FAIL: gcc.dg/simulate-thread/atomic-load-int128.c -O1 -g thread simulation
test
FAIL: gcc.dg/simulate-thread/atomic-load-int128.c -O2 -g thread simulation
test
FAIL: gcc.dg/simulate-thread/atomic-load-int128.c -O3 -g thread simulation
test
FAIL: gcc.dg/simulate-thread/atomic-load-int128.c -Os -g thread simulation
test
on x86_64-apple-darwin11 due to the 10 second timeout in simulate-thread of
gcc/testsuite/lib/gcc-simulate-thread.exp. Increasing this timeout to 20 seconds
eliminates the failures (as these test take ~16 seconds on
x86_64-apple-darwin11).
Okay for gcc trunk?
Ok. Ok for 4.7.
And I just recently noticed armv7 was failing *all* the simulate-thread tests
for the same reason. 20 seconds appears to make it pass all tests there as
well.
In the context of recent, reasonably fast machine, no timeout should be within
10x of failing because of the timeout. Having a 20 second timeout, when 18 are
required, means failures, if you merely have 2 test suites running at the same
time. If it takes 18 seconds, the timeout should be 180 seconds, minimum. :-(
I'd welcome a simulate threads person re-engineering what the numbers should
be.
well, originally there wasn't a special number.
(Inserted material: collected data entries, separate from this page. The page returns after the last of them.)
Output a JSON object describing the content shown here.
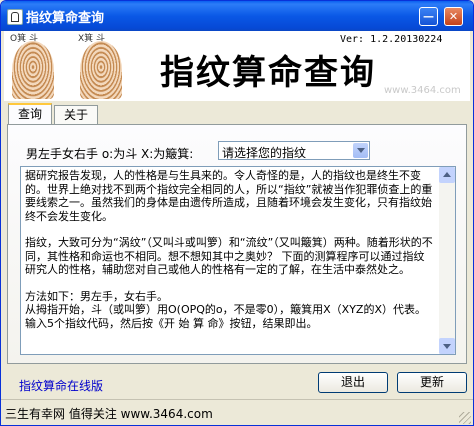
{
  "window": {
    "title": "指纹算命查询",
    "minimize_glyph": "—",
    "close_glyph": "✕"
  },
  "header": {
    "fingerprint_left_label": "O箕 斗",
    "fingerprint_right_label": "X箕 斗",
    "version": "Ver: 1.2.20130224",
    "big_title": "指纹算命查询",
    "watermark": "www.3464.com"
  },
  "tabs": [
    {
      "label": "查询",
      "active": true
    },
    {
      "label": "关于",
      "active": false
    }
  ],
  "form": {
    "hand_label": "男左手女右手  o:为斗 X:为簸箕:",
    "select_value": "请选择您的指纹"
  },
  "description": {
    "para1": "据研究报告发现，人的性格是与生具来的。令人奇怪的是，人的指纹也是终生不变的。世界上绝对找不到两个指纹完全相同的人，所以“指纹”就被当作犯罪侦查上的重要线索之一。虽然我们的身体是由遗传所造成，且随着环境会发生变化，只有指纹始终不会发生变化。",
    "para2": "指纹，大致可分为“涡纹”（又叫斗或叫箩）和“流纹”（又叫簸箕）两种。随着形状的不同，其性格和命运也不相同。想不想知其中之奥妙？ 下面的测算程序可以通过指纹研究人的性格，辅助您对自己或他人的性格有一定的了解，在生活中泰然处之。",
    "para3": "方法如下：男左手，女右手。",
    "para4": "从拇指开始，斗（或叫箩）用O(OPQ的o，不是零0），簸箕用X（XYZ的X）代表。输入5个指纹代码，然后按《开 始 算 命》按钮，结果即出。"
  },
  "footer": {
    "online_link": "指纹算命在线版",
    "exit_button": "退出",
    "refresh_button": "更新",
    "status_text": "三生有幸网 值得关注 www.3464.com"
  },
  "colors": {
    "titlebar": "#0a58e6",
    "link": "#0000cc",
    "tab_highlight": "#ffc83c"
  }
}
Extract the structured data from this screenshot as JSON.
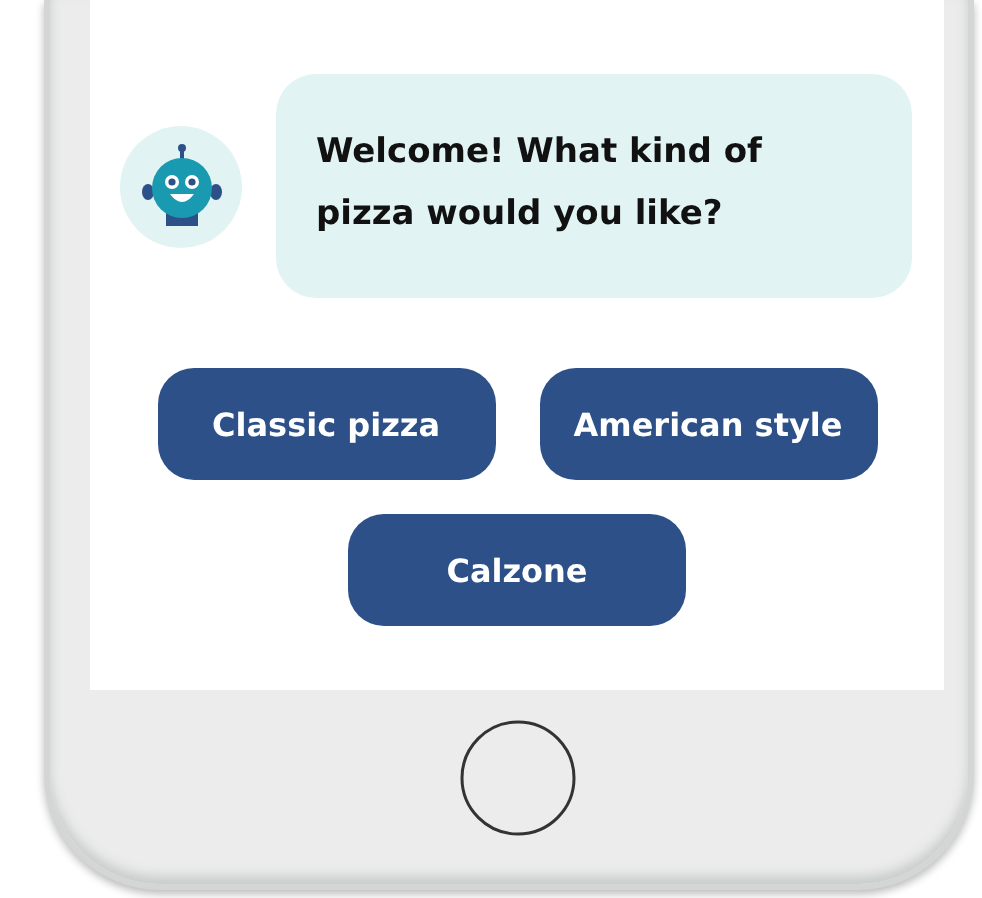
{
  "chat": {
    "message": {
      "text": "Welcome! What kind of pizza would you like?"
    }
  },
  "quick_replies": [
    {
      "label": "Classic pizza"
    },
    {
      "label": "American style"
    },
    {
      "label": "Calzone"
    }
  ]
}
Someone added the 10
seconds because most of the testcases are short, and they generated a
*lot* of log. If an infinite loop did happen (which it did), the 300
second timeout could generate a huge log file that fills the
filesystem. I think there was a defect for that... Anyway, I think 10
seconds just came out of someones imagination, but I'm not sure. Was
that you Aldy?
Given thats the case, I'd be more tempted long term to simply disable
the line by line output into the log file... I assume thats possible.
then we dont need any special time outs. If a failure needs
investigation, you look at it by hand.